What’s Next for Our Understanding of the Universe?
The implications of this research are profound. If MOND continues to align with observational data, it could reshape our understanding of fundamental physics. Yet McGaugh remains cautious. “Finding a theory compatible with both MOND and General Relativity is still a great challenge,” he noted.
Indeed, this is what makes modern cosmology so challenging. The Standard Model might not explain an observation, so scientists turn to a different model. They find this model neatly fits the anomalous observation, only to discover that it fails in other instances. So, a complete model of how the universe works is still remarkably far out of reach.
The revelations from JWST come at a time when cosmology is already grappling with mysteries like dark energy and the rapid expansion of the universe. As more data from the telescope arrives, scientists may find themselves reevaluating not just how galaxies form, but also the very nature of gravity and the forces that shaped our universe. In what way exactly remains to be seen.

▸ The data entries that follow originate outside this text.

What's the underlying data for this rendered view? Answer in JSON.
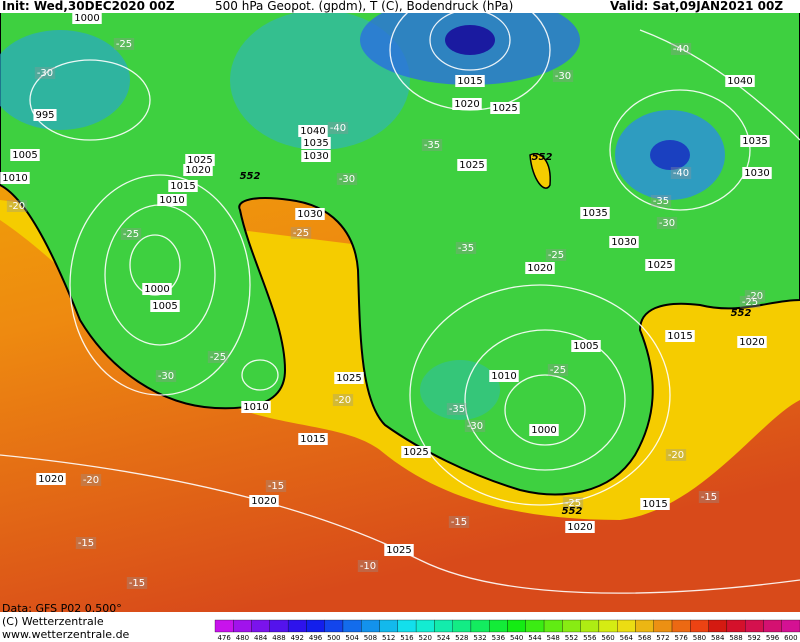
{
  "header": {
    "init": "Init: Wed,30DEC2020 00Z",
    "title": "500 hPa Geopot. (gpdm), T (C), Bodendruck (hPa)",
    "valid": "Valid: Sat,09JAN2021 00Z"
  },
  "footer": {
    "data": "Data: GFS P02 0.500°",
    "copyright": "(C) Wetterzentrale",
    "url": "www.wetterzentrale.de"
  },
  "colorbar": {
    "labels": [
      476,
      480,
      484,
      488,
      492,
      496,
      500,
      504,
      508,
      512,
      516,
      520,
      524,
      528,
      532,
      536,
      540,
      544,
      548,
      552,
      556,
      560,
      564,
      568,
      572,
      576,
      580,
      584,
      588,
      592,
      596,
      600
    ]
  },
  "map_labels": {
    "isobars": [
      "1000",
      "995",
      "1005",
      "1010",
      "1025",
      "1020",
      "1015",
      "1010",
      "1040",
      "1035",
      "1030",
      "1015",
      "1020",
      "1025",
      "1025",
      "1040",
      "1035",
      "1030",
      "1035",
      "1030",
      "1020",
      "1025",
      "1030",
      "1000",
      "1005",
      "1015",
      "1020",
      "1005",
      "1010",
      "1000",
      "1025",
      "1010",
      "1015",
      "1025",
      "1020",
      "1020",
      "1015",
      "1020",
      "1025"
    ],
    "temperatures": [
      "-25",
      "-30",
      "-40",
      "-35",
      "-30",
      "-40",
      "-30",
      "-40",
      "-35",
      "-30",
      "-20",
      "-25",
      "-25",
      "-35",
      "-25",
      "-20",
      "-25",
      "-25",
      "-30",
      "-20",
      "-35",
      "-30",
      "-25",
      "-20",
      "-20",
      "-15",
      "-15",
      "-25",
      "-15",
      "-15",
      "-10",
      "-15"
    ],
    "height_552": [
      "552",
      "552",
      "552",
      "552"
    ]
  }
}
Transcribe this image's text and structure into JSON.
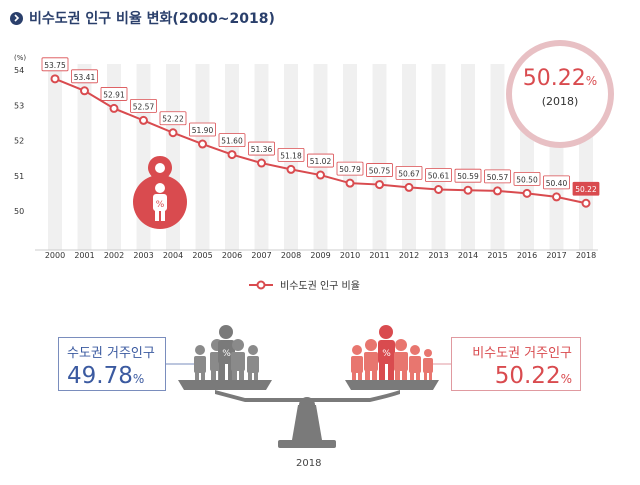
{
  "title": "비수도권 인구 비율 변화(2000~2018)",
  "chart_data": {
    "type": "line",
    "title": "비수도권 인구 비율 변화(2000~2018)",
    "ylabel": "(%)",
    "ylim": [
      50,
      54
    ],
    "yticks": [
      "50",
      "51",
      "52",
      "53",
      "54"
    ],
    "categories": [
      "2000",
      "2001",
      "2002",
      "2003",
      "2004",
      "2005",
      "2006",
      "2007",
      "2008",
      "2009",
      "2010",
      "2011",
      "2012",
      "2013",
      "2014",
      "2015",
      "2016",
      "2017",
      "2018"
    ],
    "series": [
      {
        "name": "비수도권 인구 비율",
        "values": [
          53.75,
          53.41,
          52.91,
          52.57,
          52.22,
          51.9,
          51.6,
          51.36,
          51.18,
          51.02,
          50.79,
          50.75,
          50.67,
          50.61,
          50.59,
          50.57,
          50.5,
          50.4,
          50.22
        ],
        "labels": [
          "53.75",
          "53.41",
          "52.91",
          "52.57",
          "52.22",
          "51.90",
          "51.60",
          "51.36",
          "51.18",
          "51.02",
          "50.79",
          "50.75",
          "50.67",
          "50.61",
          "50.59",
          "50.57",
          "50.50",
          "50.40",
          "50.22"
        ]
      }
    ],
    "grid": true,
    "legend": "bottom-center",
    "colors": {
      "line": "#d94b4f",
      "bar_bg": "#f0f0f0",
      "last_label_bg": "#d94b4f",
      "axis_text": "#333333"
    }
  },
  "callout": {
    "value": "50.22",
    "unit": "%",
    "year": "(2018)"
  },
  "person_pin_text": "%",
  "capital": {
    "caption": "수도권 거주인구",
    "value": "49.78",
    "unit": "%"
  },
  "noncapital": {
    "caption": "비수도권 거주인구",
    "value": "50.22",
    "unit": "%"
  },
  "scale": {
    "person_text": "%"
  },
  "bottom_year": "2018",
  "colors": {
    "title": "#2a3f6b",
    "capital": "#3b5aa0",
    "noncapital": "#d94b4f",
    "scale_gray": "#7a7a7a"
  }
}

McGaugh’s excitement is tempered by a sense of vindication. “The bottom line is, ‘I told you so,’” he said jokingly. “I was raised to think that saying that was rude, but that’s the whole point of the scientific method: Make predictions and then check which come true.”
For now, astronomers are left with more questions than answers, as they seek to understand how the oldest galaxies in the cosmos came to shine so brightly.